With some lingering resignations of the night before, I set off from the train station and flagged down a taxicab. I offered the man additional fare if he would be willing to take me on a tour through some of Belfast’s delicate history. He was the perfect guide, thorough and passionate, while as knowledgable as any local who had lived through the mayhem that took place from around 1969 to 1994. We toured rebuilt bombing sites, original war murals, the art-laden peace wall and other various historic sites along the way.
Walking up to the doors, I noticed the ornate mosaic tile floor design of the Crown Liquor Saloon. My first thoughts once I entered through the wood and painted glass doors was that of an impactful awe of elegance, regality and beauty.

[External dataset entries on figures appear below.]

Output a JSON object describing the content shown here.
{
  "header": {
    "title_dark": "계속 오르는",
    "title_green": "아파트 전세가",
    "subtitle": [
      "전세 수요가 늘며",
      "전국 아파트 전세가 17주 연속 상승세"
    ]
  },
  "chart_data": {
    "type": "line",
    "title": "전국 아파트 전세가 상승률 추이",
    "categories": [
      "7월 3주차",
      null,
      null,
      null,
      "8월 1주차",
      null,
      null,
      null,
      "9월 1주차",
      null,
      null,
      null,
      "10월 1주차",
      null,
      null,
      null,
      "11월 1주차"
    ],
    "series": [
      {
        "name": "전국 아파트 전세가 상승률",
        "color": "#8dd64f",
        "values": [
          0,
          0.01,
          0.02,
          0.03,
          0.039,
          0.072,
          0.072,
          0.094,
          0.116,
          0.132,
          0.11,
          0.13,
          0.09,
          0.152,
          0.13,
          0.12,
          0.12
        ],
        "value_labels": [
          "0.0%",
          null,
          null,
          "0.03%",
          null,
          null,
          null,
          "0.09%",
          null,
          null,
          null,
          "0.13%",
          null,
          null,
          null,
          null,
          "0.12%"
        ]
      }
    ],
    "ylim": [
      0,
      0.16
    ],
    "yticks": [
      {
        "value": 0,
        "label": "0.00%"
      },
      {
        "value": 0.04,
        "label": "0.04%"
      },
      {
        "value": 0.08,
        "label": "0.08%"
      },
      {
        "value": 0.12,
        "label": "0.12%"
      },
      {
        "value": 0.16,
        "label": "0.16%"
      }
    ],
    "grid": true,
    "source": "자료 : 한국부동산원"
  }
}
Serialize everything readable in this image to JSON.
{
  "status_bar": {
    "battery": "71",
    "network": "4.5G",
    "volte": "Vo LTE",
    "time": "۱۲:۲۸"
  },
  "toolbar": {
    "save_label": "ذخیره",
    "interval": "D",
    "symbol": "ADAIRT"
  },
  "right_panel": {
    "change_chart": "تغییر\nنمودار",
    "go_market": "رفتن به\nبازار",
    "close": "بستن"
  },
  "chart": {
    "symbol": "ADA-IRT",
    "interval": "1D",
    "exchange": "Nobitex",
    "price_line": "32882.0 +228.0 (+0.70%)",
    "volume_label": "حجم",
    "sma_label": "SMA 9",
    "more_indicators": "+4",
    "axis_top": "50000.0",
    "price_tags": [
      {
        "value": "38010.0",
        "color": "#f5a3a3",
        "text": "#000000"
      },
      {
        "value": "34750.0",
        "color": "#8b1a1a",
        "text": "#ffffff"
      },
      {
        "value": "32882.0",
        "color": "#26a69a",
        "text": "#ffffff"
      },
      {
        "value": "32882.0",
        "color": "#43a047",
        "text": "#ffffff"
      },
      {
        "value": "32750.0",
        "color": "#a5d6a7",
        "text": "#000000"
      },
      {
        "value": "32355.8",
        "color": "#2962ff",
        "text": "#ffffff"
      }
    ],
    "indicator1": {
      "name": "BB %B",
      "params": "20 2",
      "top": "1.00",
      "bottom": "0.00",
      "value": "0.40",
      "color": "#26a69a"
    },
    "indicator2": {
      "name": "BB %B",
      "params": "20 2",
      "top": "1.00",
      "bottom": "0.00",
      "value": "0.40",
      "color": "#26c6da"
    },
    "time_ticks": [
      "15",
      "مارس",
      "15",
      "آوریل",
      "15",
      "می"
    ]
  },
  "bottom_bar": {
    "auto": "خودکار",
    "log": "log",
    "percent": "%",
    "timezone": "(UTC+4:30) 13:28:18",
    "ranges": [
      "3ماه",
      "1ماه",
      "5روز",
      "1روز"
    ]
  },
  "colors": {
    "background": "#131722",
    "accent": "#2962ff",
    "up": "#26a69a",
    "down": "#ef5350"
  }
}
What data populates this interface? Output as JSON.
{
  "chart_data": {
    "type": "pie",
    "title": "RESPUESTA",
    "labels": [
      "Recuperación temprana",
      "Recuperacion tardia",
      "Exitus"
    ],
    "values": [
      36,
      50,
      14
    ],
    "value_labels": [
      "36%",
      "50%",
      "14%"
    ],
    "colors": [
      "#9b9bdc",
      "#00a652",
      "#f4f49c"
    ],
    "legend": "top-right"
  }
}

Each barman was dressed to perfection in a fine black vest with a white long sleeve top and a pair of matching black slacks. Behind the bar were a few antique casks setup as they were used prior to when the modern tap system became standard. Rows of taps, pint glasses and liquor bottles ranged the shelves to complete the perfect bar of the Crown.
The bar was lined along the left side of the building, while a cluster of ten booths which were beautifully carved in ornate Victorian lined the right. They were filled with groups of locals and the occasional tourist couple, but the rest of the pub was decisively empty, except for two heavy accented men. They were slouched against the bar, dim-eyed and reeking of scotch.
I took a seat at the nearest stool, ordered a Swithwicks and began chatting with the barman. I spoke with him in hushed tones, discussing the two men. They had been there for hours and he was worried that he would have to attempt to muscle them out of the bar if they became any more belligerent to passersby. He told me his name was Collin and he came to Belfast from southern Wales, I proceeded to question him on the current state of Belfast’s religious tensions. Collin talked as though the eruption of violence could still happen at any moment, but overall have calmed down in the past decade.
I visited pub after pub through the remaining two weeks of my backpacking trip from Dublin to Amsterdam and the Crown is by far the most beautiful of them all. However, if you’re looking for raucous, high-energy nightlife, you’d do better to tour London, Leeds or Glasglow.